Competitors must make it through three judging rounds. The two main prizes of $7.5 million each will go to the teams that make the most of CO2 from coal and gas plants. A U.S. coal plant and Canadian gas plant will be named as the XPrize's test sites soon. The prize is sponsored by NRG Energy and Canada's Oil Sands Industry Alliance.
The guidelines rule out technologies that miss the spirit of low-carbon innovation. Trees, for example, have proven adept at catching carbon, but their core technology—photosynthesis—isn't new. "Enhanced oil recovery" is energy-industry jargon for pumping CO2 into a well to drive up more oil. That's a marketable use of the gas, but in the service of burning more carbon.

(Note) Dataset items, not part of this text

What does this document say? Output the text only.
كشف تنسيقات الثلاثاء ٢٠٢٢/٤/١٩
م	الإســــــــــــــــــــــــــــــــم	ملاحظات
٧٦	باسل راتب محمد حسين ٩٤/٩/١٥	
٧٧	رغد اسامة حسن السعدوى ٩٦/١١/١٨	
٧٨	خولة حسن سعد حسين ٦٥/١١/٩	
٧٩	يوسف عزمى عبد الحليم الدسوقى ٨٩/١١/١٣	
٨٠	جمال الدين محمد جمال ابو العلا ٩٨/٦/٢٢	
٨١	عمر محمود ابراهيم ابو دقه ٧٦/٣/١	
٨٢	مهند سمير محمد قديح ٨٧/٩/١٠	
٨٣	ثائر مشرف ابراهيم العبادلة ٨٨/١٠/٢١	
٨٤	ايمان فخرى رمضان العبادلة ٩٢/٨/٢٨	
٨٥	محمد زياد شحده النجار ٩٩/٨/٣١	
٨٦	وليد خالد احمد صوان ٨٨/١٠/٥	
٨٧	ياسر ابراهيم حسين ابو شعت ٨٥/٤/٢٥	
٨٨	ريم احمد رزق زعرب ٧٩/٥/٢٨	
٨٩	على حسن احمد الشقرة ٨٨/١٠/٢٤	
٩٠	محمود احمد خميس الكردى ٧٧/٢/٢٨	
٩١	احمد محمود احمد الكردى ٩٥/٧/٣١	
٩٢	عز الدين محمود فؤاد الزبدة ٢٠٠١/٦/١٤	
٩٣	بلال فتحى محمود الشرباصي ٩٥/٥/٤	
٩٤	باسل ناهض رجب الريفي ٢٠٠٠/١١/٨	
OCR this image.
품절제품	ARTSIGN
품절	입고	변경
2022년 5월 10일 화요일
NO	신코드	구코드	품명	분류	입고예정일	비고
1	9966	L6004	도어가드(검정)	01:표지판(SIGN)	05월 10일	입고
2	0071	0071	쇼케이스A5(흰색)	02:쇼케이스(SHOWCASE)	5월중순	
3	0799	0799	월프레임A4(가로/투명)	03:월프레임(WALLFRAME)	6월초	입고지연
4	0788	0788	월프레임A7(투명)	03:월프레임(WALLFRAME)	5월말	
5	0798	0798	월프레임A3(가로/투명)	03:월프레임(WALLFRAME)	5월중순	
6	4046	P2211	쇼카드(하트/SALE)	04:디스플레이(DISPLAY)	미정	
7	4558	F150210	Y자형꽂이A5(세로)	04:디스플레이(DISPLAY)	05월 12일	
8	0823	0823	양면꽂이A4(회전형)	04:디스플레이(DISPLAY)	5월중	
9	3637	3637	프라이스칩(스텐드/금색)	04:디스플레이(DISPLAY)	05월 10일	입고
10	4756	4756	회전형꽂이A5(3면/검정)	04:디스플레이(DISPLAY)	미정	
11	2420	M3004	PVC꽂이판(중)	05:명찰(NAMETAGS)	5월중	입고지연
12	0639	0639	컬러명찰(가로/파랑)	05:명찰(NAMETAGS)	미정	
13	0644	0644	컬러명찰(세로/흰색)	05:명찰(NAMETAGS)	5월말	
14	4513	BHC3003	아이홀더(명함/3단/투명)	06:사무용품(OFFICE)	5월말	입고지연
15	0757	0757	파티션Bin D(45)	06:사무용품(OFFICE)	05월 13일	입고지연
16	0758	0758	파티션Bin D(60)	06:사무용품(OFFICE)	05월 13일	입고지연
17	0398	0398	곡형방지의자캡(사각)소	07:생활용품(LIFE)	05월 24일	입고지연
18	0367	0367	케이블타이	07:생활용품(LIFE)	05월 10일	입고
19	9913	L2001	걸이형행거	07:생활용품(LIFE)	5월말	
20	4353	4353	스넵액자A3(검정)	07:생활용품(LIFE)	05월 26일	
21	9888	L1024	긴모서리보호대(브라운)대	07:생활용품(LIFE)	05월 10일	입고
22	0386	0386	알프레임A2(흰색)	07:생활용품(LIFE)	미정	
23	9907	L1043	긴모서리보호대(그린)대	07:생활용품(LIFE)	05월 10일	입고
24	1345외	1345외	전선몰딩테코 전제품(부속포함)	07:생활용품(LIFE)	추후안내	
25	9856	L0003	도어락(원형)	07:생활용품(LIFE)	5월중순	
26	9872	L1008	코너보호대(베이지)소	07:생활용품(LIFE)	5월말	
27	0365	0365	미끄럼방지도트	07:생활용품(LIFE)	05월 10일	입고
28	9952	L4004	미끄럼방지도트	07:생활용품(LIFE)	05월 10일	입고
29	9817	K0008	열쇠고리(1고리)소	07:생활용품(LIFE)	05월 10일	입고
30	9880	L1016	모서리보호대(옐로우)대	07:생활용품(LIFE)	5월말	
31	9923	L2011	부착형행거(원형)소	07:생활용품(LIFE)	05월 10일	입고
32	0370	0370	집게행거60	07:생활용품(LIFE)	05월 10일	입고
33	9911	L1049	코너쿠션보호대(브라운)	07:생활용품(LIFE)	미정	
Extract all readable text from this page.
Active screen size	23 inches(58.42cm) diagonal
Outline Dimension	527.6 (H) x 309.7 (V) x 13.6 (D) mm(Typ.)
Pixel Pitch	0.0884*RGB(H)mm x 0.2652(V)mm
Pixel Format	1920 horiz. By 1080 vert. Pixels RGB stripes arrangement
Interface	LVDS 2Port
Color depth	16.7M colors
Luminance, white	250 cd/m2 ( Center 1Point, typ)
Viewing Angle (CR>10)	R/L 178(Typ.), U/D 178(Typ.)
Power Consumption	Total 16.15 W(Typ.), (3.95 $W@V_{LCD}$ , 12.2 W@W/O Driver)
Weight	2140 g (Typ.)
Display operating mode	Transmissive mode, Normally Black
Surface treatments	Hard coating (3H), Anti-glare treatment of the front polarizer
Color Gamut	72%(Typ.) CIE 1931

The Carbon Prize may be the most physically challenging competition yet. Not because it necessarily requires great exertion, but because of the actual physical chemistry of CO2 itself. Carbon dioxide is a very low-energy molecule. It's spent fuel—the molecular equivalent of passing out from exhaustion after a long run. So to make CO2 into anything useful, you need to use lots of energy. But producing energy typically emits CO2, which the XPrize wants people to make into useful products, which requires energy, which produces CO2 ….
This competition is sponsored by the USA’s NRG Energy and Canada’s Oil Sands Industry Alliance. They deserve any favourable publicity from this effort, and who knows, perhaps it will spark a sensible commercial idea which lowers CO2 emissions. It is not a new idea – see Herbert Hoover’s sensible comments nearly a hundred years ago, quoted in the concluding paragraph of Bloomberg’s article.